Prompt: Partly customizable
Negative Prompt: No user edit needed
Steps: No user edit needed
Sampler: No user edit needed
CFG Scale: Depends on user needs
Seed: No user edit needed
Size: No user edit needed
Model: Depends on user needs
Denoising strength: Depends on user needs
Mask blur: Depends on user needs
Create good lighting via color extraction
The color extraction step occurs outside of Stable Diffusion. It ensures that the background lighting matches the uploaded image.

Here’s a hypothetical example:
Final Designs
UI Designs
A selection of final UI screens from CreatorLoop. You can find the Figma file below for more details.
Motion Design
All motion UIs were fully designed and animated by me to bring the product experience to life.
Impact & Results
  • Hit 100K in ARR by January 2024
  • Generated More Than 50K Photos for brands
  • Got acquired by Spearhead before the Node App deal closed
Testimonials & brands we worked with

"I'm impressed by the pictures. They are very neat! I'm excited to explore the full capabilities of CreatorLoop for other use-cases."

Marketing Manager at Unilock

"CreatorLoop helps us make ideas happen faster and cheaper. It’s a great generative AI start-up that has an interesting value prop for efficiencies in image generation."

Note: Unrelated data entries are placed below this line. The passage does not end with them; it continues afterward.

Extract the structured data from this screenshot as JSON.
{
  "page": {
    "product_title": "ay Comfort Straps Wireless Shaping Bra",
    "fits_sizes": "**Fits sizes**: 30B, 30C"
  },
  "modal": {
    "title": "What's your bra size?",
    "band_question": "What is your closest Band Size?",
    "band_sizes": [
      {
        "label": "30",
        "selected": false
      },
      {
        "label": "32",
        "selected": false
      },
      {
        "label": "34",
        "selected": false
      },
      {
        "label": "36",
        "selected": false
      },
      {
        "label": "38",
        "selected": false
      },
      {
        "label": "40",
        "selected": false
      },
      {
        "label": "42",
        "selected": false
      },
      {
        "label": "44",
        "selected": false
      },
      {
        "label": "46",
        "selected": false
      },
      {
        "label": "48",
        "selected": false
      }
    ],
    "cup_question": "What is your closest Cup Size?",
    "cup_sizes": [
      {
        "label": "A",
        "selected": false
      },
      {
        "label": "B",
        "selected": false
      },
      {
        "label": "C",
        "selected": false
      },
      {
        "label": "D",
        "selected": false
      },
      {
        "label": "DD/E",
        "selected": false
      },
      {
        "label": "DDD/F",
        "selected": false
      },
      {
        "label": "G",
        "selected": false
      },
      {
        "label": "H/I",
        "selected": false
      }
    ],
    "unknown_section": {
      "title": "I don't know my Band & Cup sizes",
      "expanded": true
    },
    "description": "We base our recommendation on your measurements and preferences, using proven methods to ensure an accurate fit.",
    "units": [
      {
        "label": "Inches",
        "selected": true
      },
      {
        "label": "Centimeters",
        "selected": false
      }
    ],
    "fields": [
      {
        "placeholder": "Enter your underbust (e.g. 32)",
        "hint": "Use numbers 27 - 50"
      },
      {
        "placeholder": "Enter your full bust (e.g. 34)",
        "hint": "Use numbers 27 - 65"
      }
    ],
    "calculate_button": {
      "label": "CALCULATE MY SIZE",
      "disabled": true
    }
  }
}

VP Strategy at McCann Worldgroup

"Creatorloop's technology is a wonderful match for us. We want to integrate their API into our ecosystem to generate images for the dealerships we work with."

CEO at Spearhead

Takeaways & Future
GPU Learnings
Working on Creatorloop highlighted the importance of considering compute when designing for generative AI applications. By accounting for the cost of GPUs and potential wait times, designers can create more cost-effective experiences and thoughtfully design waiting states for users.
What I’d do differently
1. Designing for Long Waits
  • I wish I had been more intentional in designing wait states. I could have used them to convey product information or delight customers in various ways.
2. Switched from Automatic1111 (WebUI) to ComfyUI
  • We were proud of the workflows we built, but in hindsight, switching away from Automatic1111 sooner would’ve saved time and enabled faster iteration.
  • ComfyUI wasn’t available when we started, but it would’ve been ideal for dealership-specific styles. It would’ve made it easier to experiment with LoRA fine-tuning and scale model customization efficiently.
  • We developed an Img2Vid workflow, but couldn’t launch it—generation was too slow and critical Stable Diffusion settings weren’t supported in Automatic1111.